Date: 21st-24th September 2008

Tracks:

  • Productivity Drivers
  • Sustainable Enterprises
  • Global Human Resource Migration
  • Best Practices

This Congress was organised in partnership with ProductivitySA, the National Productivity Centre of South Africa.

The Sun City Declaration

We the members of the global productivity community who have gathered in Sun City, South Africa from 22-24 September under the shade of the giant Baobab tree, have been inspired and informed by three days of deliberation on the Congress Theme of “Competing in the Global Economy: Leading Through Productivity.” We have been energized by the vitality and joy we have experienced through our glimpses of South African culture. Our deliberations regarding the path to competitive success ranged from identifying key Productivity Drivers to building Sustainable Enterprises to the pros and cons of Global Human Resource Migration to learning the Best Practices of leading enterprises. Like the culture of South Africa, the dialogue has been fuelled by the richness of our differences and has generated sparks of innovation and inspiration. As a result, we, the members of the global productivity community declare that:

We affirm that sustained productivity improvement is the path to competitive success and poverty elimination and that in order to address our challenges We must abandon incremental thinking and set our sights on creating breakthrough levels of productivity improvement.

We acknowledge the shifting paradigms of productivity and the need to pursue simultaneously the three productivities of economic, environmental and social wealth. At all levels, sustained productivity improvement must be built on a foundation of effective governance.

The people of Africa will take charge of their own productivity destiny through their own innovation and ingenuity assisted by partnerships, technology transfer, and peer-to-peer networking relationships with the more developed world that are grounded in mutual respect and trust. Strategic partnerships on the African Productivity Agenda should be strengthened and developed with key organizations including the World Confederation of Productivity Science and the Asian Productivity Organization.
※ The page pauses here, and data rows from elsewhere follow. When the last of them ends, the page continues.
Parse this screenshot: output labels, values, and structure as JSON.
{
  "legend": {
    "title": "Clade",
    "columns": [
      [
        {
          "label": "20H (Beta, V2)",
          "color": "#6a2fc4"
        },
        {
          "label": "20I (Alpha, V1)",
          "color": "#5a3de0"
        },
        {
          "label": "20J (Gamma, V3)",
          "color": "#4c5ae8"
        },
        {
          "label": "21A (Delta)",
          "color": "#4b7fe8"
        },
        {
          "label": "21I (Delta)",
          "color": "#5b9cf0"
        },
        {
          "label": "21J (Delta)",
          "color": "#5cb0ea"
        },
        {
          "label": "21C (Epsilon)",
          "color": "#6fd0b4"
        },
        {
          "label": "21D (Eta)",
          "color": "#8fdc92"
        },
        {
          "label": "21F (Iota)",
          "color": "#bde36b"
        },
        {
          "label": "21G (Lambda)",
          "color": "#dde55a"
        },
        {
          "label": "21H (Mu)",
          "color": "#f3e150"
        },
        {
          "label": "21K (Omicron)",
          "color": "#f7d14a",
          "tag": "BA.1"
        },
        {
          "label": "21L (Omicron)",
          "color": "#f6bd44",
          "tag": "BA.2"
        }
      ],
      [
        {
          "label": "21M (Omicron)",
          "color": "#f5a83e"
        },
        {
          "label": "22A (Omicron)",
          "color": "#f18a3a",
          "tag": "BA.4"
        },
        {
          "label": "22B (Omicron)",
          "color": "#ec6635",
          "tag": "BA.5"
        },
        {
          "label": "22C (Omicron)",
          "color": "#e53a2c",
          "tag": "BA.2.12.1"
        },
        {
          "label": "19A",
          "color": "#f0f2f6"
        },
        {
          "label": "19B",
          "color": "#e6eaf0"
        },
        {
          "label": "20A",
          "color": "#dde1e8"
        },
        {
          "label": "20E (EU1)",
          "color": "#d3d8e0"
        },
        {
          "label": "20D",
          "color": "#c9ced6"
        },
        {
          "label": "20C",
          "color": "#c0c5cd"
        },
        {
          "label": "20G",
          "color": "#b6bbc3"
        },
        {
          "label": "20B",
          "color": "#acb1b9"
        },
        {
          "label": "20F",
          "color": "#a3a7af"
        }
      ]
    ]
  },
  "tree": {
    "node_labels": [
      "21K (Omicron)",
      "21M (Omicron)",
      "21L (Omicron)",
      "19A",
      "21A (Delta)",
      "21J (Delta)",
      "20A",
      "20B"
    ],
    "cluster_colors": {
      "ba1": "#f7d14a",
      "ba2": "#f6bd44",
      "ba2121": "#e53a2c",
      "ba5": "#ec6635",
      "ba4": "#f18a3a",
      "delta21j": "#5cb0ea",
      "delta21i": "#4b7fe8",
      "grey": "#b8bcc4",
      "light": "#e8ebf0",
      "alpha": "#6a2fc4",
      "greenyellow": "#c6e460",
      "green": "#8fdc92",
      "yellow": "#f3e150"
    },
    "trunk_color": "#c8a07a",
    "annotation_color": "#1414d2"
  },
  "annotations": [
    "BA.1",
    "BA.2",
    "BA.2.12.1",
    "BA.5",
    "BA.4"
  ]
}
The principles of environmentally and economically sustainable productivity and competitiveness are particularly suited to alleviating poverty in African communities and enabling the economic self-actualization of African individuals, enterprises, organizations, nations and regions.

The African Union Commission (AUC) is to develop and sustain the African Productivity Movement in partnership with the Pan-African Productivity Association (PAPA) and the World Confederation of Productivity Science (WCPS) with a view toward raising the awareness/mindset/culture change and creating breakthrough levels of improvement in African productivity and competitiveness.

The AU, regional economic communities (REC) and African governments should ensure that their policies support the mainstreaming of productivity in all economic sectors.

Africa will close the ICT gap between itself and the North in order to make its firms and nations more competitive.

Africa will create a greater focus on improving the productivity of manufacturing, tourism and the agricultural sectors and will recognize the necessity of dialogue and collaboration among management, labour, government and education to achieve these results.

The AU should appoint PAPA as its official representative, in association with African national productivity organizations, for driving the African Productivity Movement to achieve the African Economic Renaissance and Millennium Development Goals.